Saint-Maurice-sur-Huisne (fromagerie vue aérienne) Château de Pontécoulant (vue d'ensemble)
C'est de cette situation à la limite de trois communes, que la fromagerie tirera argument pour commercialiser ses productions sous trois appellations communales différentes, et sans doute ârce qu'il s'agit d'une bourgade active, préférentiellement sous celle de Boissy-Maugis.
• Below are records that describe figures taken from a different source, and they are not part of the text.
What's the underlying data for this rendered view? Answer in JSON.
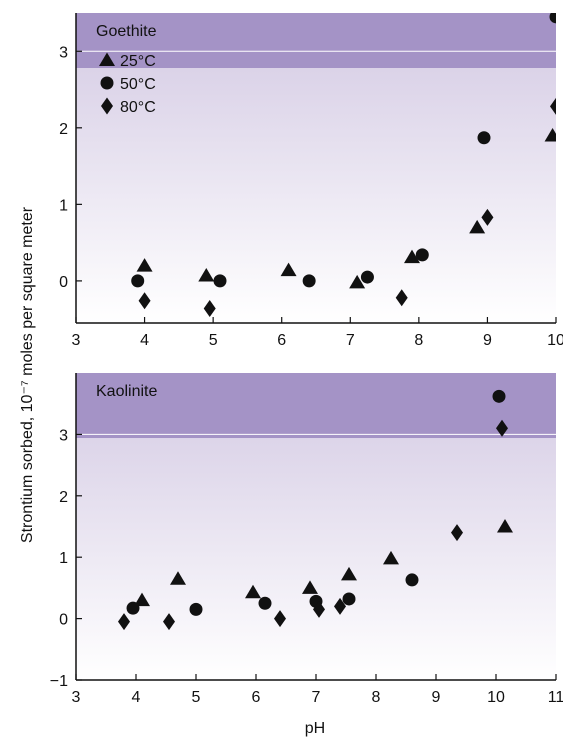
{
  "figure": {
    "shared_ylabel": "Strontium sorbed, 10⁻⁷ moles per square meter",
    "shared_xlabel": "pH"
  },
  "colors": {
    "band_top": "#a493c6",
    "band_bottom": "#ffffff",
    "marker": "#111111",
    "axis": "#111111"
  },
  "chart_data": [
    {
      "type": "scatter",
      "title": "Goethite",
      "xlabel": "",
      "ylabel": "",
      "xlim": [
        3,
        10
      ],
      "ylim": [
        -0.55,
        3.5
      ],
      "xticks": [
        3,
        4,
        5,
        6,
        7,
        8,
        9,
        10
      ],
      "xtick_labels": [
        "3",
        "4",
        "5",
        "6",
        "7",
        "8",
        "9",
        "10"
      ],
      "yticks": [
        0,
        1,
        2,
        3
      ],
      "ytick_labels": [
        "0",
        "1",
        "2",
        "3"
      ],
      "legend_position": "top-left",
      "series": [
        {
          "name": "25°C",
          "marker": "triangle",
          "points": [
            [
              4.0,
              0.2
            ],
            [
              4.9,
              0.07
            ],
            [
              6.1,
              0.14
            ],
            [
              7.1,
              -0.02
            ],
            [
              7.9,
              0.31
            ],
            [
              8.85,
              0.7
            ],
            [
              9.95,
              1.9
            ]
          ]
        },
        {
          "name": "50°C",
          "marker": "circle",
          "points": [
            [
              3.9,
              0.0
            ],
            [
              5.1,
              0.0
            ],
            [
              6.4,
              0.0
            ],
            [
              7.25,
              0.05
            ],
            [
              8.05,
              0.34
            ],
            [
              8.95,
              1.87
            ],
            [
              10.0,
              3.45
            ]
          ]
        },
        {
          "name": "80°C",
          "marker": "diamond",
          "points": [
            [
              4.0,
              -0.26
            ],
            [
              4.95,
              -0.36
            ],
            [
              7.75,
              -0.22
            ],
            [
              9.0,
              0.83
            ],
            [
              10.0,
              2.28
            ]
          ]
        }
      ]
    },
    {
      "type": "scatter",
      "title": "Kaolinite",
      "xlabel": "pH",
      "ylabel": "",
      "xlim": [
        3,
        11
      ],
      "ylim": [
        -1,
        4
      ],
      "xticks": [
        3,
        4,
        5,
        6,
        7,
        8,
        9,
        10,
        11
      ],
      "xtick_labels": [
        "3",
        "4",
        "5",
        "6",
        "7",
        "8",
        "9",
        "10",
        "11"
      ],
      "yticks": [
        -1,
        0,
        1,
        2,
        3
      ],
      "ytick_labels": [
        "−1",
        "0",
        "1",
        "2",
        "3"
      ],
      "series": [
        {
          "marker": "triangle",
          "points": [
            [
              4.1,
              0.3
            ],
            [
              4.7,
              0.65
            ],
            [
              5.95,
              0.43
            ],
            [
              6.9,
              0.5
            ],
            [
              7.55,
              0.72
            ],
            [
              8.25,
              0.98
            ],
            [
              10.15,
              1.5
            ]
          ]
        },
        {
          "marker": "circle",
          "points": [
            [
              3.95,
              0.17
            ],
            [
              5.0,
              0.15
            ],
            [
              6.15,
              0.25
            ],
            [
              7.0,
              0.28
            ],
            [
              7.55,
              0.32
            ],
            [
              8.6,
              0.63
            ],
            [
              10.05,
              3.62
            ]
          ]
        },
        {
          "marker": "diamond",
          "points": [
            [
              3.8,
              -0.05
            ],
            [
              4.55,
              -0.05
            ],
            [
              6.4,
              0.0
            ],
            [
              7.05,
              0.15
            ],
            [
              7.4,
              0.2
            ],
            [
              9.35,
              1.4
            ],
            [
              10.1,
              3.1
            ]
          ]
        }
      ]
    }
  ]
}
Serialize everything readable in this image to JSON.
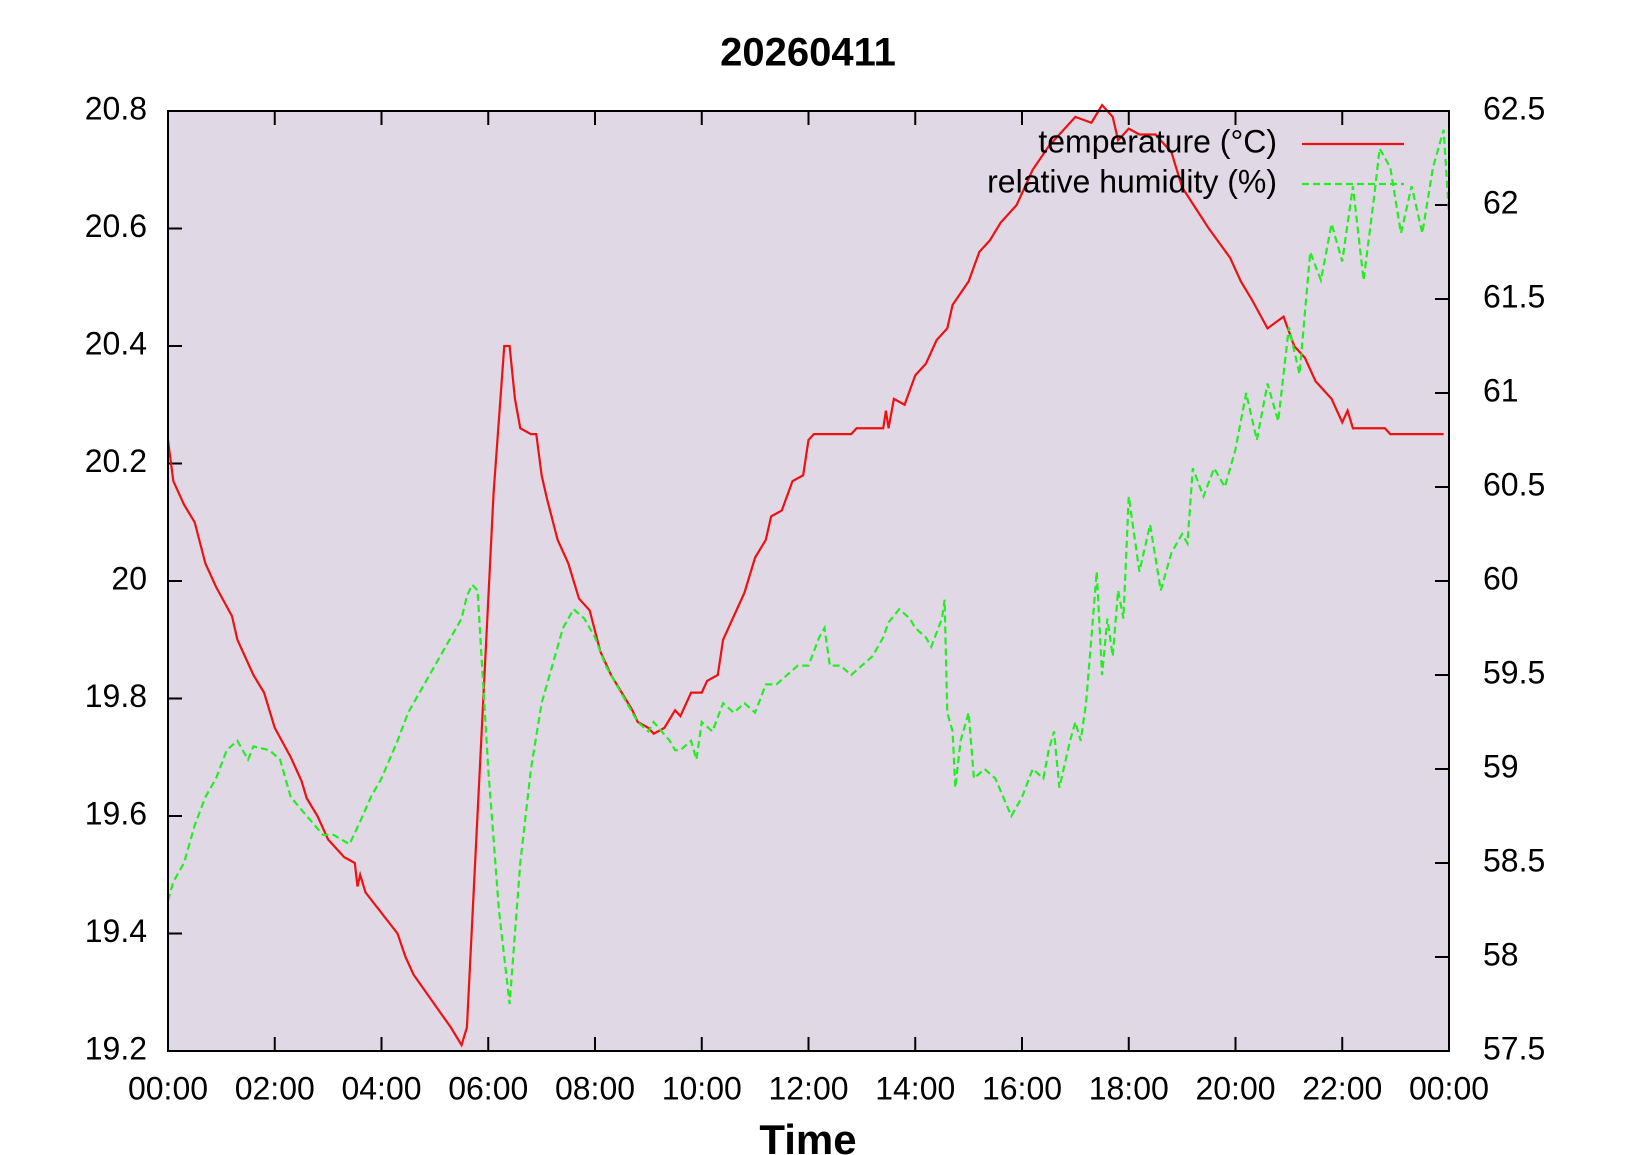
{
  "chart_data": {
    "type": "line",
    "title": "20260411",
    "x_label": "Time",
    "xlim": [
      0,
      24
    ],
    "xticks": [
      {
        "value": 0,
        "label": "00:00"
      },
      {
        "value": 2,
        "label": "02:00"
      },
      {
        "value": 4,
        "label": "04:00"
      },
      {
        "value": 6,
        "label": "06:00"
      },
      {
        "value": 8,
        "label": "08:00"
      },
      {
        "value": 10,
        "label": "10:00"
      },
      {
        "value": 12,
        "label": "12:00"
      },
      {
        "value": 14,
        "label": "14:00"
      },
      {
        "value": 16,
        "label": "16:00"
      },
      {
        "value": 18,
        "label": "18:00"
      },
      {
        "value": 20,
        "label": "20:00"
      },
      {
        "value": 22,
        "label": "22:00"
      },
      {
        "value": 24,
        "label": "00:00"
      }
    ],
    "ylim": [
      19.2,
      20.8
    ],
    "yticks": [
      19.2,
      19.4,
      19.6,
      19.8,
      {
        "value": 20,
        "label": "20"
      },
      20.2,
      20.4,
      20.6,
      20.8
    ],
    "y2lim": [
      57.5,
      62.5
    ],
    "y2ticks": [
      57.5,
      58,
      58.5,
      59,
      59.5,
      60,
      60.5,
      61,
      61.5,
      62,
      62.5
    ],
    "legend": "upper right",
    "background": "#e0d9e5",
    "series": [
      {
        "name": "temperature (°C)",
        "color": "#ee1111",
        "dash": false,
        "axis": "y",
        "x": [
          0,
          0.1,
          0.3,
          0.5,
          0.7,
          0.9,
          1.2,
          1.3,
          1.6,
          1.8,
          2.0,
          2.3,
          2.5,
          2.6,
          2.8,
          3.0,
          3.3,
          3.5,
          3.55,
          3.6,
          3.7,
          4.3,
          4.45,
          4.6,
          5.3,
          5.5,
          5.6,
          6.1,
          6.3,
          6.4,
          6.5,
          6.6,
          6.8,
          6.9,
          7.0,
          7.1,
          7.3,
          7.5,
          7.7,
          7.9,
          8.1,
          8.3,
          8.5,
          8.7,
          8.8,
          9.0,
          9.1,
          9.3,
          9.5,
          9.6,
          9.8,
          10.0,
          10.1,
          10.3,
          10.4,
          10.6,
          10.8,
          11.0,
          11.2,
          11.3,
          11.5,
          11.7,
          11.9,
          12.0,
          12.1,
          12.8,
          12.9,
          13.2,
          13.4,
          13.45,
          13.5,
          13.6,
          13.8,
          14.0,
          14.2,
          14.4,
          14.6,
          14.7,
          15.0,
          15.2,
          15.4,
          15.6,
          15.9,
          16.2,
          16.5,
          16.8,
          17.0,
          17.3,
          17.5,
          17.7,
          17.8,
          18.0,
          18.2,
          18.5,
          18.8,
          19.0,
          19.5,
          19.9,
          20.1,
          20.3,
          20.6,
          20.9,
          21.1,
          21.3,
          21.5,
          21.6,
          21.8,
          22.0,
          22.1,
          22.2,
          22.8,
          22.9,
          23.9
        ],
        "values": [
          20.24,
          20.17,
          20.13,
          20.1,
          20.03,
          19.99,
          19.94,
          19.9,
          19.84,
          19.81,
          19.75,
          19.7,
          19.66,
          19.63,
          19.6,
          19.56,
          19.53,
          19.52,
          19.48,
          19.5,
          19.47,
          19.4,
          19.36,
          19.33,
          19.24,
          19.21,
          19.24,
          20.15,
          20.4,
          20.4,
          20.31,
          20.26,
          20.25,
          20.25,
          20.18,
          20.14,
          20.07,
          20.03,
          19.97,
          19.95,
          19.88,
          19.84,
          19.81,
          19.78,
          19.76,
          19.75,
          19.74,
          19.75,
          19.78,
          19.77,
          19.81,
          19.81,
          19.83,
          19.84,
          19.9,
          19.94,
          19.98,
          20.04,
          20.07,
          20.11,
          20.12,
          20.17,
          20.18,
          20.24,
          20.25,
          20.25,
          20.26,
          20.26,
          20.26,
          20.29,
          20.26,
          20.31,
          20.3,
          20.35,
          20.37,
          20.41,
          20.43,
          20.47,
          20.51,
          20.56,
          20.58,
          20.61,
          20.64,
          20.7,
          20.74,
          20.77,
          20.79,
          20.78,
          20.81,
          20.79,
          20.75,
          20.77,
          20.76,
          20.76,
          20.73,
          20.67,
          20.6,
          20.55,
          20.51,
          20.48,
          20.43,
          20.45,
          20.4,
          20.38,
          20.34,
          20.33,
          20.31,
          20.27,
          20.29,
          20.26,
          20.26,
          20.25,
          20.25
        ]
      },
      {
        "name": "relative humidity (%)",
        "color": "#22ee22",
        "dash": true,
        "axis": "y2",
        "x": [
          0,
          0.1,
          0.3,
          0.5,
          0.7,
          0.9,
          1.1,
          1.3,
          1.5,
          1.6,
          1.9,
          2.1,
          2.3,
          2.6,
          2.9,
          3.1,
          3.4,
          3.6,
          3.8,
          4.0,
          4.3,
          4.5,
          4.8,
          5.0,
          5.3,
          5.5,
          5.6,
          5.7,
          5.8,
          6.0,
          6.2,
          6.4,
          6.6,
          6.8,
          7.0,
          7.2,
          7.4,
          7.6,
          7.8,
          8.0,
          8.2,
          8.5,
          8.8,
          9.0,
          9.1,
          9.4,
          9.5,
          9.6,
          9.8,
          9.9,
          10.0,
          10.2,
          10.4,
          10.6,
          10.8,
          11.0,
          11.2,
          11.4,
          11.8,
          12.0,
          12.2,
          12.3,
          12.4,
          12.6,
          12.8,
          13.0,
          13.2,
          13.4,
          13.5,
          13.7,
          13.9,
          14.0,
          14.2,
          14.3,
          14.5,
          14.55,
          14.6,
          14.7,
          14.75,
          14.85,
          15.0,
          15.1,
          15.3,
          15.5,
          15.8,
          16.0,
          16.2,
          16.4,
          16.5,
          16.6,
          16.7,
          16.9,
          17.0,
          17.1,
          17.2,
          17.3,
          17.4,
          17.5,
          17.6,
          17.7,
          17.8,
          17.9,
          18.0,
          18.2,
          18.4,
          18.6,
          18.8,
          19.0,
          19.1,
          19.2,
          19.4,
          19.6,
          19.8,
          20.0,
          20.2,
          20.4,
          20.6,
          20.8,
          21.0,
          21.2,
          21.4,
          21.6,
          21.8,
          22.0,
          22.2,
          22.4,
          22.6,
          22.7,
          22.9,
          23.1,
          23.3,
          23.5,
          23.7,
          23.9,
          24.0
        ],
        "values": [
          58.3,
          58.4,
          58.5,
          58.7,
          58.85,
          58.95,
          59.1,
          59.15,
          59.05,
          59.12,
          59.1,
          59.05,
          58.85,
          58.75,
          58.65,
          58.65,
          58.6,
          58.72,
          58.85,
          58.95,
          59.15,
          59.3,
          59.45,
          59.55,
          59.7,
          59.8,
          59.92,
          59.98,
          59.95,
          59.0,
          58.25,
          57.75,
          58.5,
          59.0,
          59.35,
          59.55,
          59.75,
          59.85,
          59.8,
          59.7,
          59.55,
          59.4,
          59.25,
          59.2,
          59.25,
          59.15,
          59.1,
          59.1,
          59.15,
          59.05,
          59.25,
          59.2,
          59.35,
          59.3,
          59.35,
          59.3,
          59.45,
          59.45,
          59.55,
          59.55,
          59.7,
          59.75,
          59.55,
          59.55,
          59.5,
          59.55,
          59.6,
          59.7,
          59.78,
          59.85,
          59.8,
          59.75,
          59.7,
          59.65,
          59.8,
          59.9,
          59.3,
          59.2,
          58.9,
          59.15,
          59.3,
          58.95,
          59.0,
          58.95,
          58.75,
          58.85,
          59.0,
          58.95,
          59.1,
          59.2,
          58.9,
          59.15,
          59.25,
          59.15,
          59.35,
          59.7,
          60.05,
          59.5,
          59.8,
          59.6,
          59.95,
          59.8,
          60.45,
          60.05,
          60.3,
          59.95,
          60.15,
          60.25,
          60.2,
          60.6,
          60.45,
          60.6,
          60.5,
          60.7,
          61.0,
          60.75,
          61.05,
          60.85,
          61.35,
          61.1,
          61.75,
          61.6,
          61.9,
          61.7,
          62.1,
          61.6,
          62.05,
          62.3,
          62.2,
          61.85,
          62.1,
          61.85,
          62.2,
          62.4,
          61.95
        ]
      }
    ]
  }
}
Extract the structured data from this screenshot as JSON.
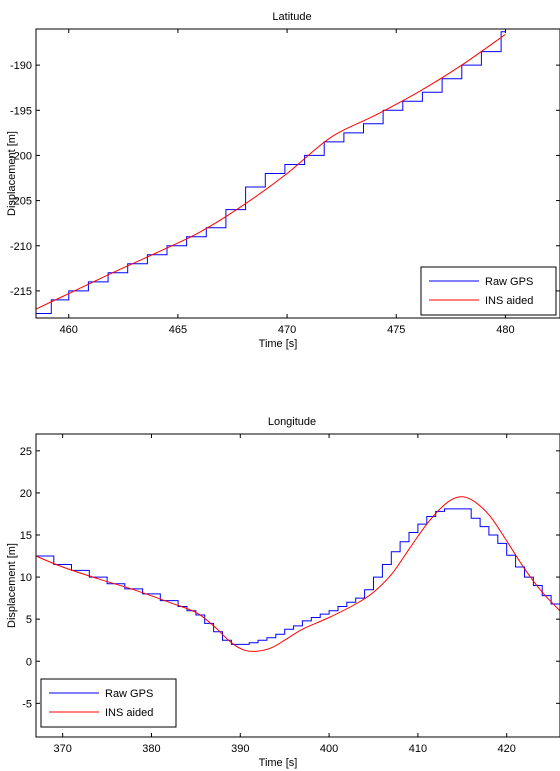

Cependant certaines des plus anciennes étiquettes de la fromagerie Neyroud indiquent comme lieu de fabrication la commune de Longny autre commune du Perche située quelques kilomètres plus au nord de Boissy-Maugis.
À ce sujet, l'annuaire de l' industrie laitière de 1927 donne une précieuse indication*2. Il mentionne effectivement l'existence d'une fromagerie à Longny au lieu-dit « la Poëlerie » exploitée par Madeleine-Neyroud et précise : « maison principale à Pontécoulant (14) ». Le recensement de 1926 confirme effectivement à La Poëlerie la présence de trois fromagers et de deux laitiers employés par Neyroud. Tous sont d'origine suisse. Il est probable que le responsable de ce groupe soit Herman Freiburghaus (1898-1967), le beau-frère de Marcel Neyroud, originaire comme son épouse Jeanne Neyrous (1899-1979) du canton de Vaud. Leurs deux filles sont nées en France, la première en 1923 à Grandvilliers (60) et la seconde en 1924 à Lisieux (14). *3 Il est à noter qu'il s'agit de deux localités qui ont été le siège d'importantes laiteries fromageries.
À Pontécoulant le recensement de la population de 1926 atteste bien de la présence dans le bourg d'un fromager Marcel Neyroud né en 1896 dans le canton de Vaud en Suisse et de trois employés suisses également dont Roger Terry.*4 Les modalités de l'arrivée de Marcel Neyroud à Pontécoulant ne sont pas connues. Seule l'annonce parue dans les Archives Commerciales de France qui mentionne en 1923 « la société Henquet et Sostras cède à Neyroud et Madelaine veuve, une fromagerie à Pontécoulant » donne une indication relative à une activité de fabrication de fromage*5. Cette cession soulève ipso facto une question, celle de l'antériorité de cette fromagerie à Pontécoulant. Sur ce point l'analyse des recensements de 1921 et 1911 démontre qu'aucune fromagerie n'existait alors sur la commune. Ces deux sujets restent donc à élucider. Toujours est-il que c'est là que Marcel qui a 27 ans, rencontre Louise MADELAINE (Piard de son nom de jeune fille) commerçante au bourg, jeune veuve de 34 ans, dont le mari mobilisé pour la Grande Guerre est décédé en novembre 1918 probablement de la grippe espagnole à l'hôpital mixte de Falaise (14). Elle tient un restaurant et vit avec sa fille Thérèse née en 1911.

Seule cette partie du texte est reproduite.